Face à la déchristianisation systématique, à la destruction de la loi naturelle et à la mort programmée de notre pays, c’est une question à la fois délicate et fondamentale que celle d’une alliance tactique avec des non-traditionalistes, des non-catholiques, des non-chrétiens.
Mgr Marcel Lefebvre avait traité de ce problème dans une lettre de 1990 au président du Mouvement de la jeunesse catholique de France (MJCF) de l’époque, à propos d’un projet d’opérations antiavortement réalisées avec la « Ligue pour la Vie », groupe non confessionnel.
Nous nous inspirons ici de ses sages indications, dont la principale est un conseil de prudence : « Ce problème délicat et complexe (…) demande une grande prudence et un sérieux examen avant de s’engager. »
Notre fondateur renvoyait son correspondant aux « textes des papes », dont « vous pouvez trouver, disait-il, des références dans les livres de Solesmes Le laïcat et Consignes aux militants ».
Trois textes sont particulièrement intéressants sur ce sujet : l’un de Léon XIII, plus général, les deux autres de saint Pie X et de Pie XI sur les syndicats mixtes (catholiques et protestants).
Citons celui de Léon XIII, envoyé à Mgr Amand-Joseph Fava, évêque de Grenoble, le 22 juin 1892.
« Il est de la prudence chrétienne de ne pas repousser, disons mieux, de savoir se concilier dans la poursuite du bien, soit individuel, soit surtout social, le concours de tous les hommes honnêtes.

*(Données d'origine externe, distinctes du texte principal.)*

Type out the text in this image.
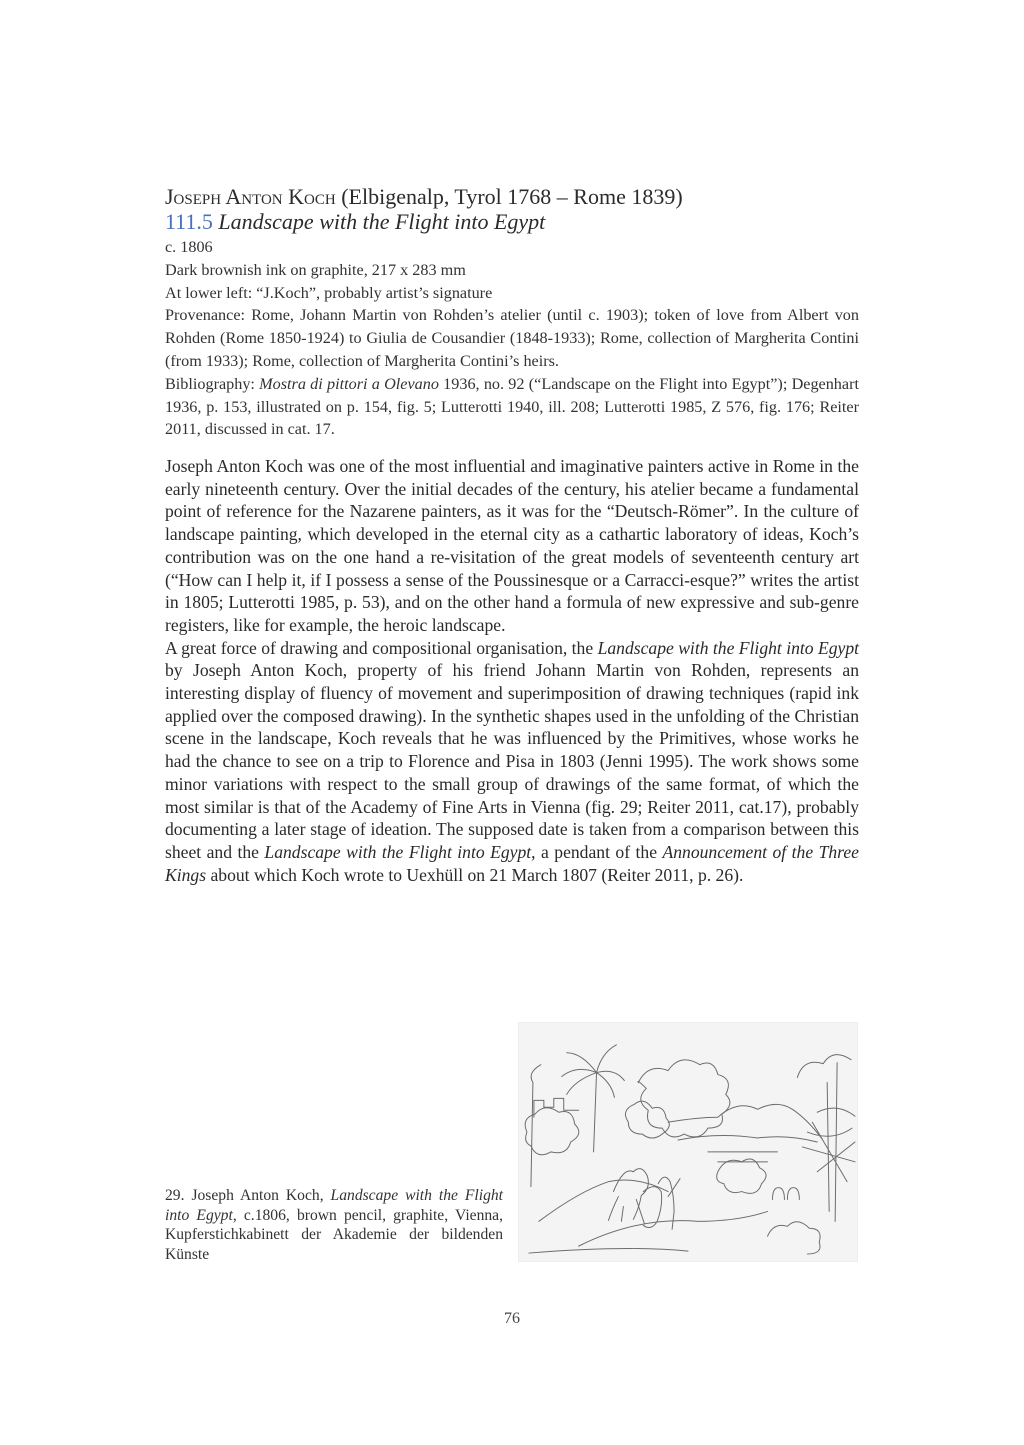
Joseph Anton Koch (Elbigenalp, Tyrol 1768 – Rome 1839)
111.5 Landscape with the Flight into Egypt

c. 1806

Dark brownish ink on graphite, 217 x 283 mm

At lower left: “J.Koch”, probably artist’s signature

Provenance: Rome, Johann Martin von Rohden’s atelier (until c. 1903); token of love from Albert von Rohden (Rome 1850-1924) to Giulia de Cousandier (1848-1933); Rome, collection of Margherita Contini (from 1933); Rome, collection of Margherita Contini’s heirs.

Bibliography: Mostra di pittori a Olevano 1936, no. 92 (“Landscape on the Flight into Egypt”); Degenhart 1936, p. 153, illustrated on p. 154, fig. 5; Lutterotti 1940, ill. 208; Lutterotti 1985, Z 576, fig. 176; Reiter 2011, discussed in cat. 17.

Joseph Anton Koch was one of the most influential and imaginative painters active in Rome in the early nineteenth century. Over the initial decades of the century, his atelier became a fundamental point of reference for the Nazarene painters, as it was for the “Deutsch-Römer”. In the culture of landscape painting, which developed in the eternal city as a cathartic laboratory of ideas, Koch’s contribution was on the one hand a re-visitation of the great models of seventeenth century art (“How can I help it, if I possess a sense of the Poussinesque or a Carracci-esque?” writes the artist in 1805; Lutterotti 1985, p. 53), and on the other hand a formula of new expressive and sub-genre registers, like for example, the heroic landscape.

A great force of drawing and compositional organisation, the Landscape with the Flight into Egypt by Joseph Anton Koch, property of his friend Johann Martin von Rohden, represents an interesting display of fluency of movement and superimposition of drawing techniques (rapid ink applied over the composed drawing). In the synthetic shapes used in the unfolding of the Christian scene in the landscape, Koch reveals that he was influenced by the Primitives, whose works he had the chance to see on a trip to Florence and Pisa in 1803 (Jenni 1995). The work shows some minor variations with respect to the small group of drawings of the same format, of which the most similar is that of the Academy of Fine Arts in Vienna (fig. 29; Reiter 2011, cat.17), probably documenting a later stage of ideation. The supposed date is taken from a comparison between this sheet and the Landscape with the Flight into Egypt, a pendant of the Announcement of the Three Kings about which Koch wrote to Uexhüll on 21 March 1807 (Reiter 2011, p. 26).

29. Joseph Anton Koch, Landscape with the Flight into Egypt, c.1806, brown pencil, graphite, Vienna, Kupferstichkabinett der Akademie der bildenden Künste
76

La grande majorité des Français est catholique. Mais, parmi ceux-là mêmes qui n’ont pas ce bonheur, beaucoup conservent malgré tout un fond de bon sens, une certaine rectitude que l’on peut appeler le sentiment d’une âme naturellement chrétienne ; or, ce sentiment élevé leur donne, avec l’attrait du bien, l’aptitude à le réaliser, et plus d’une fois, ces dispositions intimes, ce concours généreux leur sert de préparation pour apprécier et professer la vérité chrétienne. Aussi n’avons-Nous pas négligé dans Nos derniers actes de demander à ces hommes leur coopération pour triompher de la persécution sectaire, désormais démasquée, et sans frein, qui a conjuré la ruine religieuse et morale de la France. »
Les règles pour une telle action en commun avec des non-catholiques sont, en résumé, les suivantes. L’objectif de l’action doit d’abord être « précis et bref » (ce sont les mots de Mgr Lefebvre). Il faut ensuite éviter « l’oecuménisme pratique », c’est-à-dire garder son entière liberté de parole et d’action, afin d’être clairement identifiés comme catholiques. Car, aux yeux de Mgr Lefebvre, la condition essentielle pour que l’union avec des non-catholiques soit moralement valable réside dans le fait de ne pas cacher sa foi catholique.
On peut cependant recourir ponctuellement à des arguments de morale naturelle, sans user explicitement d’arguments de foi. Cette manière de faire a été autorisée par saint Pie X lui-même dans l’encyclique Jucunda sane du 12 mars 1904.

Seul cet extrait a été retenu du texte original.